Se poi si appura che è il caso di riconvocarlo, lo si riconvoca. Ma non può essere deciso a priori, pena svuotare lo sciopero stesso di significato. Così la vedo io.
Già. Comunque è molto importante il numero di aderenti allo sciopero, è quello che garantisce maggiore peso ai sindacati in sede di contrattazione. Credo che l’adesione sia utile anche nel caso non comporti particolari disagi.
Infatti, non si potrebbe spostare un consiglio in un giorno di sciopero. Lo fanno perché nessuno si impunta su queste cose ( e su altre pure).
Condivido l’ultima riga del tuo post.
Sulle cose scritte prima, hai detto già tutto tu.
Quel che vedo, dalle mie parti, non è incoraggiante…
Purtroppo con la regolamentazione, precettazione e porcate varie lo sciopero e’ diventato solo uno strumento per far risparmiare una giornata di stipendio al datore di lavoro.
Chi puo’ arrecare un danno non puo’ scioperare, gli altri recuperano con straordinari non pagati…
Ed intanto l’italia va in malora e la colpa ricade sempre su quegli stessi lavoratori a cui viene impedito di migliorare le cose.
D’altronde se la maggioranza degli italiani crede ancora alle sparate di quel “puffone” che abbiamo mandato al governo ce lo meritiamo solo, forse arrivare il piu velocemente possibile al disastro totale potrebbe non essere un male.
Io vorrei chiedere ai miei “colleghi” commercianti contenti di questo governo , e purtroppo ne sento tanti, a chi pensate di vendere se grazie a voi la gente non arriva a fine mese ?
Credete veramente alla versione ufficiale della crisi economica dovuta allo statale che ruba lo stipendio ?
Come sempre sono con te.
Questo paese ha piu di tutto bisogno di una scuola che funzioni, e questo governo sta facendo quello che fanno tutte le dittature, mantenere il popolo nell’ignoranza aiuta a conservare il potere.
I cortei e gli scioperi di oggi mi hanno rincuorato: allora la gente non è ancora del tutto anestetizzata!!!
Oggi a Milano eravamo in 50000!!
Lia, dai un’occhiata a quest’iniziativa messa in piedi da alcuni studenti di arabo dell’Università degli Studi di Milano…mi è piaciuta molto!!
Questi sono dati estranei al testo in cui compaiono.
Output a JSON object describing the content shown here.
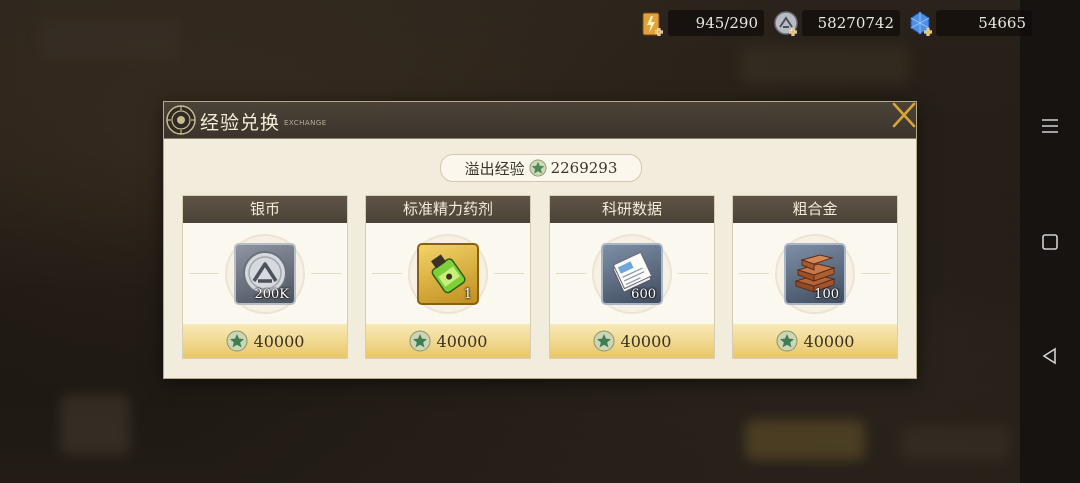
{
  "resources": {
    "stamina": "945/290",
    "coins": "58270742",
    "gems": "54665"
  },
  "panel": {
    "title": "经验兑换",
    "subtitle": "EXCHANGE",
    "overflow_label": "溢出经验",
    "overflow_value": "2269293"
  },
  "items": [
    {
      "name": "银币",
      "qty": "200K",
      "cost": "40000",
      "icon": "silver-coin-icon"
    },
    {
      "name": "标准精力药剂",
      "qty": "1",
      "cost": "40000",
      "icon": "energy-potion-icon"
    },
    {
      "name": "科研数据",
      "qty": "600",
      "cost": "40000",
      "icon": "research-data-icon"
    },
    {
      "name": "粗合金",
      "qty": "100",
      "cost": "40000",
      "icon": "alloy-ingot-icon"
    }
  ],
  "colors": {
    "panel_bg": "#f2ecdd",
    "header_bg": "#4b4338",
    "cost_gold": "#e9c86a",
    "accent_gold": "#d6a52a"
  }
}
Meno male che c’è ancora qualcuno che si rimbocca le maniche…e pensa a qualcosa di nuovo…
Al-Jarida – giornale itarabo
http://www.aljarida.it/aljarida/aljarida.php
Per scaricare il giornale: http://www.medinaterranea.org/public/aljarida_N_0.pdf
Buona serata a tutti!
Bene@
A Roma circa 300.000 e pioveva pure.
Il tuo preside è una perla d’uomo!
Ti rimanda il lavoro per assicurare il servizio.
Personaggio non unico, purtroppo.
Il nostro paese è pieno di questi soggetti che acquisiscono “gli utili”, provenienti dalle conquiste sociali, frutto delle lotte dei lavoratori con la contro-parte, anche se il loro contributo è stato assolutamente contro-producente.
E’ il classico “Armiamoci e partite!”, o ancora peggio “Sono d’accordo, condivido la tesi ma….”.
Sono persone che non si espongono mai, che non rischiano nulla, personaggi che ti fanno sentire un diverso, perchè io lotto, io scendo in piazza, io rischio la carica dei PS, e loro, se da tutto questo ne viene qualcosa di buono, sono i più rapidi e veloci a trarne dei vantaggi.
Bisognerebbe distribuire gli utili solo tra quelli che hanno lottato, purtroppo non è così.